Predictive Intelligence is the easiest ML on the platform to ship and the easiest to forget about. Two years post-launch, the classification model is using a vocabulary the business no longer uses — and confidence scores look fine because there is no monitoring on actual outcome agreement.
Treat the model like an application
A PI model is software. It has a training set, a validation set, a deployment, and an end-of-life. None of these happen by accident.
The minimum lifecycle
- Train — define training set with explicit
Created onfilter, never “all records” - Validate — minimum 1,000 records per target class, F1 above 0.75 to ship
- Deploy — shadow mode for two weeks before write
- Monitor — track agreement between predicted and actual every 30 days
- Retrain — when agreement drops 5 points or every 6 months, whichever comes first
- Retire — when business taxonomy changes, delete and start over
Shadow mode is non-negotiable
The platform supports shadow predictions — the model runs, the prediction is recorded, but no field is updated. Run for at least 14 days and pull the agreement rate against what humans actually chose. If it disagrees with humans on more than 25% of records, the model is not ready.

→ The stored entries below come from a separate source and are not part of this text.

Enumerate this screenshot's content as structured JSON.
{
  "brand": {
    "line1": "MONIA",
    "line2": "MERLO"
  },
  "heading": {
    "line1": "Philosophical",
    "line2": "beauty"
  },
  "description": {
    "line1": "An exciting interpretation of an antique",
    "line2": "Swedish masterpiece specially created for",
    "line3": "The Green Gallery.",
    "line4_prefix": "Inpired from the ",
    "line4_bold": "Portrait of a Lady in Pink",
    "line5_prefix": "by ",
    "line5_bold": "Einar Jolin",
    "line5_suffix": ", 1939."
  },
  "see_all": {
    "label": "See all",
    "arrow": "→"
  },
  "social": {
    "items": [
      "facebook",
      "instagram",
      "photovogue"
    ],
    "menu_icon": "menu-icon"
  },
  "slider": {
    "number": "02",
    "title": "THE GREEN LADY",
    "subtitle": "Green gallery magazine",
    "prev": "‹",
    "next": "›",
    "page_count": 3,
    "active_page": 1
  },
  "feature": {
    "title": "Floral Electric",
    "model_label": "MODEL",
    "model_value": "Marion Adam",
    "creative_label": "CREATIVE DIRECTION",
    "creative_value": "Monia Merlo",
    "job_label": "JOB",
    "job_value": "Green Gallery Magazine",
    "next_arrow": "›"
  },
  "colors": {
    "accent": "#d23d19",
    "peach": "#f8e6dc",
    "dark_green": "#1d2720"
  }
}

The drift query you owe yourself
var ga = new GlideAggregate('ml_capability_definition_log');
ga.addQuery('capability_definition', 'incident_categorization');
ga.addQuery('sys_created_on', '>', gs.daysAgo(30));
ga.addAggregate('AVG', 'confidence_score');
ga.query();
Average confidence sliding down by 8 points across a quarter is a strong signal of vocabulary drift.
Common training set mistakes
- Including closed-cancelled records (poisoned labels)
- No date floor (training on 2019 data in 2026)
- Class imbalance worse than 10:1 with no rebalancing
- Letting the model see the field it is supposed to predict, indirectly
When to give up
If the F1 score will not climb above 0.6 after three retraining attempts, the predicted field is not predictable from the available features. Stop and redesign the form, do not torture the model.
What to do this week
Pick your top PI capability. Pull the last 90 days of predictions and compare to the field’s actual closing value. If agreement is below 80%, schedule a retrain with a refreshed training window.